An all-new dark standalone romance is out this week from author Sienna Snow, a story about redemption and coming back together, and I have a little sneak peek for you.
My role in this whole thing was to live my life, and when the time came, he would appear as my partner, and we’d start dating.
He made it sound so simple. Nothing was ever that simple.
“Your options are halibut or chicken,” Kir continued, bringing me back to his question.
“I’ll go with halibut.”
I took the last step and stopped as Kir came into sight. Holy fuck.
Kir leaned over a cookbook. Shirtless. Every inch of his honed, sculpted upper body was that of a warrior. My fingers itched to trace those tattoos. Hell, I wanted to explore all of him.
God, those incredible muscled abs that led down into the V that ended at the drawstring of his lounge pants.
When my perusal went back to Kir’s face, his gaze was molten lava.
We stared at each other. There was no denying the pull. All I wanted was to touch him. To kiss those lips, to taste them, to lose myself in them.
Why hadn’t he kissed me?
In the past, we’d spent so much time just exploring with our mouths. And damn, did Kir have an incredible one.
I wanted to reach out and run my fingers across his plump lower lip.
Get it together, Jayna.
I wasn’t supposed to let my hormones rule me and let this attraction toward him drag me back in.
“Stop looking at me like that.
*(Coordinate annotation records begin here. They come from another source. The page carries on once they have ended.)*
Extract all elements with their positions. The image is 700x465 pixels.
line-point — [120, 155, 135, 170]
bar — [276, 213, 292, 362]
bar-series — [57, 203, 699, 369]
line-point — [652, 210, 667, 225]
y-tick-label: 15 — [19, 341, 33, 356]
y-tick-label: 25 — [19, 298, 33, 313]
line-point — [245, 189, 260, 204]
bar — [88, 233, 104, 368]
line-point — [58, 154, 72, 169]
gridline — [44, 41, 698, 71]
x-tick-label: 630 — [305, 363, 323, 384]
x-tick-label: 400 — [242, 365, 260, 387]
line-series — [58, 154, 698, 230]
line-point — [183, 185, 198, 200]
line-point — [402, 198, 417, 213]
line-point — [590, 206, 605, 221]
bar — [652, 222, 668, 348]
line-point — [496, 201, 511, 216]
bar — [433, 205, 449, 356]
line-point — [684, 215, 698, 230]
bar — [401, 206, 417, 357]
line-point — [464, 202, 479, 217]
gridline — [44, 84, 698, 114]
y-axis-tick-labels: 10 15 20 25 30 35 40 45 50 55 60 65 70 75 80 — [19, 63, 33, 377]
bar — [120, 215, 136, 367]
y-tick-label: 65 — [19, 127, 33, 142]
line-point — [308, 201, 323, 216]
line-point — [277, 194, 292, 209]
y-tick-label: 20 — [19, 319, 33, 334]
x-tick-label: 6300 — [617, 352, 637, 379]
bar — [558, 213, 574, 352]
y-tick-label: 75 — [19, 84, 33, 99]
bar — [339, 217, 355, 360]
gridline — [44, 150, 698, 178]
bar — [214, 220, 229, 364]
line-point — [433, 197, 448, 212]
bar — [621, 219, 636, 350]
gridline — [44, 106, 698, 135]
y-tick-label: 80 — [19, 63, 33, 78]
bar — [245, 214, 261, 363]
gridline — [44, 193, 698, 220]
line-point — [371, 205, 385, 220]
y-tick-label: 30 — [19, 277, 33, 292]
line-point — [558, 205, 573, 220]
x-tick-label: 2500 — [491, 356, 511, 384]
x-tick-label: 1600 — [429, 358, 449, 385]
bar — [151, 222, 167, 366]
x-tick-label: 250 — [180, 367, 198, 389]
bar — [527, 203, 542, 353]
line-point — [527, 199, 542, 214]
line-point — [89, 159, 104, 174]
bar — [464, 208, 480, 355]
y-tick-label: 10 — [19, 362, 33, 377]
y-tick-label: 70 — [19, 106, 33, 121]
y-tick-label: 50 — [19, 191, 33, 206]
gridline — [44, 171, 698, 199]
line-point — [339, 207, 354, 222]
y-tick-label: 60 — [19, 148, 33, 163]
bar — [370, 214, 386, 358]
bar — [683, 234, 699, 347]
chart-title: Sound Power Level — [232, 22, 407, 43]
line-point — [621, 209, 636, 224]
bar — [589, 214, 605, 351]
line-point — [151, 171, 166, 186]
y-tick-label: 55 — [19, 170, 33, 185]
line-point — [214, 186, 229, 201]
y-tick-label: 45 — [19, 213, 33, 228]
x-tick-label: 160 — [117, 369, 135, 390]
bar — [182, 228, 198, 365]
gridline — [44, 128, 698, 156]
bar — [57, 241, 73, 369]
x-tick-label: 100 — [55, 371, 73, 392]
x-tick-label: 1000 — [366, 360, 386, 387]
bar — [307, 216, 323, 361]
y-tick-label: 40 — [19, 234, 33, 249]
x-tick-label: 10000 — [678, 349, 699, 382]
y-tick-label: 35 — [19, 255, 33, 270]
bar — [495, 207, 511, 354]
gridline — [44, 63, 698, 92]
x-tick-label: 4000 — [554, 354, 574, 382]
Remember, you wanted me to get to know the Jayna of today. I’m supposed to impress you with my dating skills.”
I said nothing, just continued to stare at him. My mind and my body were at war, and it was better to remain silent.
“I mean it. What happened this morning barely scratched the surface of my desires, and you aren’t ready for what I want to do.”
I licked my lips as my breaths grew shallow, and before I thought better of it, I asked, “What do you want to do?”
“I want to fuck every part of you.” He shifted around the counter, coming closer. “Your mouth, your cunt, your ass.”
Everything inside me clenched at the visions of doing all those things with him—the unrestrained rawness of it.
When it came to my body, I’d never denied him anything. He knew me inside and out, my needs, my desires. He never let me hide anything. My craving for him was visceral, almost uncontrollable. Always had been and probably would never change.
“That requires my permission.”
“The way your body is reacting to me, I have no doubt you’d give it.”